Sur la Côte-Nord et au Labrador, la compagnie IOC a été autorisée à poursuivre ses activités. Le Québec considère qu’il agit d’une industrie essentielle. Ni les services portuaires ni le transport ferroviaire ne sont soumis à l’exigence de fermeture des entreprises.

À Terre-Neuve, le secteur n’est pas touché par les fermetures.

Le navettage a par contre été suspendu au Labrador pour les employés et les contractuels. L’impact de cette mesure est limité puisque la grande majorité des employés d’IOC au Labrador sont des résidents locaux.

IOC a mis en place différentes mesures pour assurer la sécurité et la santé de ses travailleurs. Ainsi, tous les employés de retour de voyage ou à risque sont placés en isolement préventif.

Les cadres et des employés dont la présence sur les sites miniers n’est pas essentielle effectuent du télétravail. Plus aucun visiteur n’est accepté sur les sites, hormis ceux dont la présence est nécessaire à la poursuite des activités. De nouvelles mesures d’hygiène ont été imposées.

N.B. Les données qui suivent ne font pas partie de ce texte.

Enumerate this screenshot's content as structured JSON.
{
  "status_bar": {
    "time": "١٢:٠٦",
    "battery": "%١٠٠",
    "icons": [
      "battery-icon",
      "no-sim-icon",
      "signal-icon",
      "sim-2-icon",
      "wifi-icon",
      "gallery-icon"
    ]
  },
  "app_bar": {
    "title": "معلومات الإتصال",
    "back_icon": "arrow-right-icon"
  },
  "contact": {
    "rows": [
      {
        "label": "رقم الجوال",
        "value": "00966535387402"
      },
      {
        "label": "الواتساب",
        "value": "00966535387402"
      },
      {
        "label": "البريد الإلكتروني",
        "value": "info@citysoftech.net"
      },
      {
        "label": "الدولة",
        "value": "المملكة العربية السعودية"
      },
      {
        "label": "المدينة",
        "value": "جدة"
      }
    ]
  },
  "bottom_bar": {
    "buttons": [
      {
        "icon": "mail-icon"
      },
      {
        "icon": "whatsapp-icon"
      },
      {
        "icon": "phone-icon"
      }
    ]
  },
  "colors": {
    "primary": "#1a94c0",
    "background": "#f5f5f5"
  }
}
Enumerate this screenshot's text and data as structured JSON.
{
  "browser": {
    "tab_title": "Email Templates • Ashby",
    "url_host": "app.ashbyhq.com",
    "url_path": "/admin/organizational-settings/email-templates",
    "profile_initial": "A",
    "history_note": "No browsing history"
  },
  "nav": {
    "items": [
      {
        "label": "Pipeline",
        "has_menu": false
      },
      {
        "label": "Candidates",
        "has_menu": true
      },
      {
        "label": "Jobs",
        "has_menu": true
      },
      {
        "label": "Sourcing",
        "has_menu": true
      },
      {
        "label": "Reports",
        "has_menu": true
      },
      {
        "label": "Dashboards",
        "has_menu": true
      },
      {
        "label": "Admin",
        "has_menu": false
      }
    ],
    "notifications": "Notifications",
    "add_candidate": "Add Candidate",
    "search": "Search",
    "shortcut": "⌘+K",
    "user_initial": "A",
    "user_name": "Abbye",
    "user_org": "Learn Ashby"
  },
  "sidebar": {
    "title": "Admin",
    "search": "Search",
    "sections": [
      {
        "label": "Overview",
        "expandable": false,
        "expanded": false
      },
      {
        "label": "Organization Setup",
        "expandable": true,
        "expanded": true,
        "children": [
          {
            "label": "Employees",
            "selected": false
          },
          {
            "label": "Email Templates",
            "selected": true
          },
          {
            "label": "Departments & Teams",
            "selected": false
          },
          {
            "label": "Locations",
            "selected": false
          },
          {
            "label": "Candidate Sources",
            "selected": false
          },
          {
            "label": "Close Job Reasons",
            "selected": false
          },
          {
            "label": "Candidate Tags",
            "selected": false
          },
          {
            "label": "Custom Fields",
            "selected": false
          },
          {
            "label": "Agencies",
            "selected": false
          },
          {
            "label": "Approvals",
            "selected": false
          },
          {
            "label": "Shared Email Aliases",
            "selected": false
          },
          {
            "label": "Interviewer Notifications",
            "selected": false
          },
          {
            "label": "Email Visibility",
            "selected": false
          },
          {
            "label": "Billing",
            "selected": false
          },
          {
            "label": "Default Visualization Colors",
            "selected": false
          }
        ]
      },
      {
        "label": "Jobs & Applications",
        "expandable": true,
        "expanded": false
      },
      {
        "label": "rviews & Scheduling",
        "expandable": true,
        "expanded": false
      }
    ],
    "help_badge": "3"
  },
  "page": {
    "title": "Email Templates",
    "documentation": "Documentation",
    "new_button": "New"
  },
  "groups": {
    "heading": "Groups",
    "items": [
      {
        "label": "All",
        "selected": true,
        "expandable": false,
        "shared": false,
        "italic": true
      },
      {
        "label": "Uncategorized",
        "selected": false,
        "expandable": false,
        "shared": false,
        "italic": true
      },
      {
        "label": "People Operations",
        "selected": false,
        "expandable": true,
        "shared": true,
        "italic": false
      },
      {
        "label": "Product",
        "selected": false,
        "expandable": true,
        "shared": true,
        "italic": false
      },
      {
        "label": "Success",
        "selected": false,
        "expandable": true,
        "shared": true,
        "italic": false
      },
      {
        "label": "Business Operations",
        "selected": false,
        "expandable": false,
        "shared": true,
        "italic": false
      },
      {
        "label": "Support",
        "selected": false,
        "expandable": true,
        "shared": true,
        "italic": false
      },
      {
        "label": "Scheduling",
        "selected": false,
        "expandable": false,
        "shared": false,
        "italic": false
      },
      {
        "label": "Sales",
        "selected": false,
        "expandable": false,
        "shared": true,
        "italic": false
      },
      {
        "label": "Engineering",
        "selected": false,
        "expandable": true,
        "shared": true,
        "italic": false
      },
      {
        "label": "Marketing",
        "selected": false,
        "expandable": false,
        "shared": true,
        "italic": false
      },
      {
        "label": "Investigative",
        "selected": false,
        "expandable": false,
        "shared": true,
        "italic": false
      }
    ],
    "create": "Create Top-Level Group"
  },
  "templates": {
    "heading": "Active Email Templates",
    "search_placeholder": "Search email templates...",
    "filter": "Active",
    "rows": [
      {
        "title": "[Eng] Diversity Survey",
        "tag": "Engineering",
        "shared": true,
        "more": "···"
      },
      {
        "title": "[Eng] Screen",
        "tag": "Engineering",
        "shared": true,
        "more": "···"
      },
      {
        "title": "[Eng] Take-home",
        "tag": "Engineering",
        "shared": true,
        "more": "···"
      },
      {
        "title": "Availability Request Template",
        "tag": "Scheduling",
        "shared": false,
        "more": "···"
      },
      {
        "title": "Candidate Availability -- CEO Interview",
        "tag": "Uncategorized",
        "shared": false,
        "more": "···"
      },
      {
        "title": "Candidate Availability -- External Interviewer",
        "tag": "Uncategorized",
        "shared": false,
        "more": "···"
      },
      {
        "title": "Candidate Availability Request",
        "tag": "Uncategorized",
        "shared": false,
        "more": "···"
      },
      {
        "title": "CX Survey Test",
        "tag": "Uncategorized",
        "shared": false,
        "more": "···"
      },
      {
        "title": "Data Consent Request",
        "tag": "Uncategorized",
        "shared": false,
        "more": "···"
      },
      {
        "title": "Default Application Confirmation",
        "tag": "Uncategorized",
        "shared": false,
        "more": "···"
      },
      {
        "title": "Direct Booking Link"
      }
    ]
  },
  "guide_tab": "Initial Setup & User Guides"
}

Les travailleurs et entrepreneurs doivent dorénavant remplir un questionnaire sur leur état de santé.

Les opérations se poursuivent aussi à la mine Tio près de Havre-Saint-Pierre. Dans l'entreprise qui appartient à Rio Tinto, comme IOC, la température des employés est prise à l’entrée des sites. Les horaires de travail ont été adaptés pour minimiser les interactions entre les employés dans les trains et à la cafétéria.

Il n’y a eu aucune mise à pied jusqu’à présent à Havre-Saint-Pierre.